El doctor Maroni está sentado delante de la ventana de su apartamento, tomando un Barolo delicioso que la conversación está echando a perder. No puede escapar de Marilyn Self. Ha invadido su hospital, ha invadido Roma y ahora lo ha seguido hasta Venecia.

—Lo que te estoy preguntando es si puedo excluirla de la investigación. No quiero someterla a un escáner —se explica Benton.

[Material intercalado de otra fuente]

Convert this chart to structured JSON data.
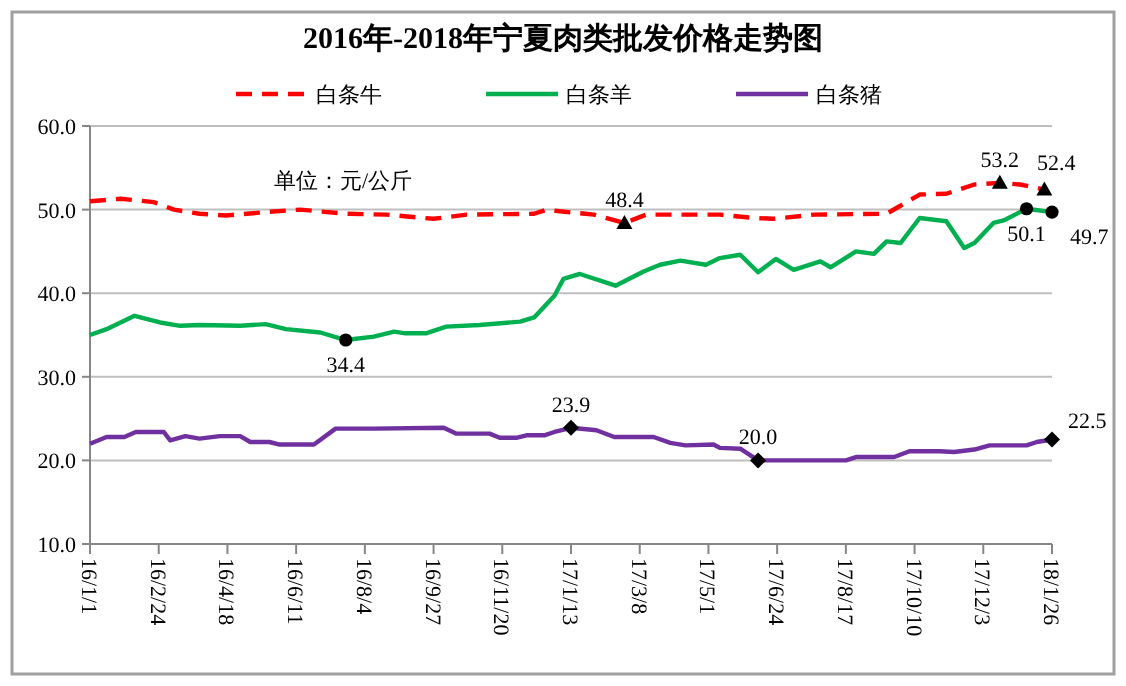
{
  "chart_data": {
    "type": "line",
    "title": "2016年-2018年宁夏肉类批发价格走势图",
    "xlim": [
      "2016-01-01",
      "2018-01-26"
    ],
    "xticks": [
      {
        "value": "2016-01-01",
        "label": "16/1/1"
      },
      {
        "value": "2016-02-24",
        "label": "16/2/24"
      },
      {
        "value": "2016-04-18",
        "label": "16/4/18"
      },
      {
        "value": "2016-06-11",
        "label": "16/6/11"
      },
      {
        "value": "2016-08-04",
        "label": "16/8/4"
      },
      {
        "value": "2016-09-27",
        "label": "16/9/27"
      },
      {
        "value": "2016-11-20",
        "label": "16/11/20"
      },
      {
        "value": "2017-01-13",
        "label": "17/1/13"
      },
      {
        "value": "2017-03-08",
        "label": "17/3/8"
      },
      {
        "value": "2017-05-01",
        "label": "17/5/1"
      },
      {
        "value": "2017-06-24",
        "label": "17/6/24"
      },
      {
        "value": "2017-08-17",
        "label": "17/8/17"
      },
      {
        "value": "2017-10-10",
        "label": "17/10/10"
      },
      {
        "value": "2017-12-03",
        "label": "17/12/3"
      },
      {
        "value": "2018-01-26",
        "label": "18/1/26"
      }
    ],
    "ylim": [
      10,
      60
    ],
    "yticks": [
      {
        "value": 10,
        "label": "10.0"
      },
      {
        "value": 20,
        "label": "20.0"
      },
      {
        "value": 30,
        "label": "30.0"
      },
      {
        "value": 40,
        "label": "40.0"
      },
      {
        "value": 50,
        "label": "50.0"
      },
      {
        "value": 60,
        "label": "60.0"
      }
    ],
    "grid": "y",
    "legend": "top",
    "series": [
      {
        "name": "白条牛",
        "color": "#ff0000",
        "line_style": "dashed",
        "x": [
          "2016-01-01",
          "2016-01-25",
          "2016-02-20",
          "2016-03-07",
          "2016-03-27",
          "2016-04-17",
          "2016-05-18",
          "2016-06-14",
          "2016-07-20",
          "2016-08-21",
          "2016-09-27",
          "2016-10-23",
          "2016-12-15",
          "2016-12-25",
          "2017-01-04",
          "2017-01-31",
          "2017-02-24",
          "2017-03-13",
          "2017-05-10",
          "2017-06-06",
          "2017-06-21",
          "2017-07-23",
          "2017-09-18",
          "2017-10-14",
          "2017-11-04",
          "2017-11-26",
          "2017-12-16",
          "2018-01-01",
          "2018-01-20"
        ],
        "values": [
          51.0,
          51.3,
          50.9,
          50.0,
          49.5,
          49.3,
          49.7,
          50.0,
          49.5,
          49.4,
          48.9,
          49.4,
          49.5,
          50.0,
          49.8,
          49.4,
          48.4,
          49.4,
          49.4,
          49.0,
          48.9,
          49.4,
          49.5,
          51.8,
          51.9,
          53.0,
          53.2,
          53.0,
          52.4
        ]
      },
      {
        "name": "白条羊",
        "color": "#00b050",
        "line_style": "solid",
        "x": [
          "2016-01-01",
          "2016-01-14",
          "2016-02-05",
          "2016-02-25",
          "2016-03-12",
          "2016-03-27",
          "2016-04-28",
          "2016-05-18",
          "2016-06-03",
          "2016-06-30",
          "2016-07-20",
          "2016-08-11",
          "2016-08-27",
          "2016-09-05",
          "2016-09-21",
          "2016-10-07",
          "2016-11-02",
          "2016-12-04",
          "2016-12-15",
          "2016-12-31",
          "2017-01-07",
          "2017-01-20",
          "2017-02-17",
          "2017-03-11",
          "2017-03-24",
          "2017-04-09",
          "2017-04-29",
          "2017-05-10",
          "2017-05-26",
          "2017-06-09",
          "2017-06-23",
          "2017-07-07",
          "2017-07-28",
          "2017-08-05",
          "2017-08-25",
          "2017-09-08",
          "2017-09-18",
          "2017-09-29",
          "2017-10-14",
          "2017-11-04",
          "2017-11-18",
          "2017-11-26",
          "2017-12-11",
          "2017-12-19",
          "2018-01-06",
          "2018-01-26"
        ],
        "values": [
          35.0,
          35.7,
          37.3,
          36.5,
          36.1,
          36.2,
          36.1,
          36.3,
          35.7,
          35.3,
          34.4,
          34.8,
          35.4,
          35.2,
          35.2,
          36.0,
          36.2,
          36.6,
          37.1,
          39.7,
          41.7,
          42.3,
          40.9,
          42.6,
          43.4,
          43.9,
          43.4,
          44.2,
          44.6,
          42.5,
          44.1,
          42.8,
          43.8,
          43.1,
          45.0,
          44.7,
          46.2,
          46.0,
          49.0,
          48.6,
          45.4,
          46.0,
          48.4,
          48.7,
          50.1,
          49.7
        ]
      },
      {
        "name": "白条猪",
        "color": "#7030a0",
        "line_style": "solid",
        "x": [
          "2016-01-01",
          "2016-01-14",
          "2016-01-28",
          "2016-02-06",
          "2016-02-28",
          "2016-03-04",
          "2016-03-16",
          "2016-03-27",
          "2016-04-12",
          "2016-04-28",
          "2016-05-06",
          "2016-05-21",
          "2016-05-29",
          "2016-06-25",
          "2016-07-12",
          "2016-08-11",
          "2016-10-05",
          "2016-10-15",
          "2016-11-10",
          "2016-11-18",
          "2016-12-01",
          "2016-12-09",
          "2016-12-23",
          "2016-12-31",
          "2017-01-13",
          "2017-02-02",
          "2017-02-16",
          "2017-03-19",
          "2017-04-01",
          "2017-04-13",
          "2017-05-05",
          "2017-05-10",
          "2017-05-26",
          "2017-06-09",
          "2017-08-17",
          "2017-08-25",
          "2017-09-24",
          "2017-10-06",
          "2017-10-30",
          "2017-11-10",
          "2017-11-26",
          "2017-12-08",
          "2018-01-06",
          "2018-01-14",
          "2018-01-26"
        ],
        "values": [
          22.0,
          22.8,
          22.8,
          23.4,
          23.4,
          22.4,
          22.9,
          22.6,
          22.9,
          22.9,
          22.2,
          22.2,
          21.9,
          21.9,
          23.8,
          23.8,
          23.9,
          23.2,
          23.2,
          22.7,
          22.7,
          23.0,
          23.0,
          23.4,
          23.9,
          23.6,
          22.8,
          22.8,
          22.1,
          21.8,
          21.9,
          21.5,
          21.4,
          20.0,
          20.0,
          20.4,
          20.4,
          21.1,
          21.1,
          21.0,
          21.3,
          21.8,
          21.8,
          22.2,
          22.5
        ]
      }
    ],
    "annotations": [
      "单位：元/公斤",
      {
        "text": "48.4",
        "x": "2017-02-24",
        "y": 48.4
      },
      {
        "text": "53.2",
        "x": "2017-12-16",
        "y": 53.2
      },
      {
        "text": "52.4",
        "x": "2018-01-20",
        "y": 52.4
      },
      {
        "text": "34.4",
        "x": "2016-07-20",
        "y": 34.4
      },
      {
        "text": "50.1",
        "x": "2018-01-06",
        "y": 50.1
      },
      {
        "text": "49.7",
        "x": "2018-01-26",
        "y": 49.7
      },
      {
        "text": "23.9",
        "x": "2017-01-13",
        "y": 23.9
      },
      {
        "text": "20.0",
        "x": "2017-06-09",
        "y": 20.0
      },
      {
        "text": "22.5",
        "x": "2018-01-26",
        "y": 22.5
      }
    ]
  }
}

—Yo, desde luego, no voy a decirte qué hacer —responde Maroni—. Es tu investigación. Pero si quieres un consejo, no la cabrees. Sométela al escáner. Haz que sea una experiencia agradable y sencillamente asume que los datos no son válidos. Luego se largará.

—¿A qué te refieres con que se largará?

—Veo que no te han informado. La han dado de alta y se marcha después del escáner. —Del otro lado de las contraventanas abiertas, el canal presenta un color verde oliva y suave como el vidrio—. ¿Has hablado con Otto?

—¿Otto? —pregunta Benton.

—El capitán Poma.

—Ya sé quién es. ¿Por qué iba a hablar con él sobre esto?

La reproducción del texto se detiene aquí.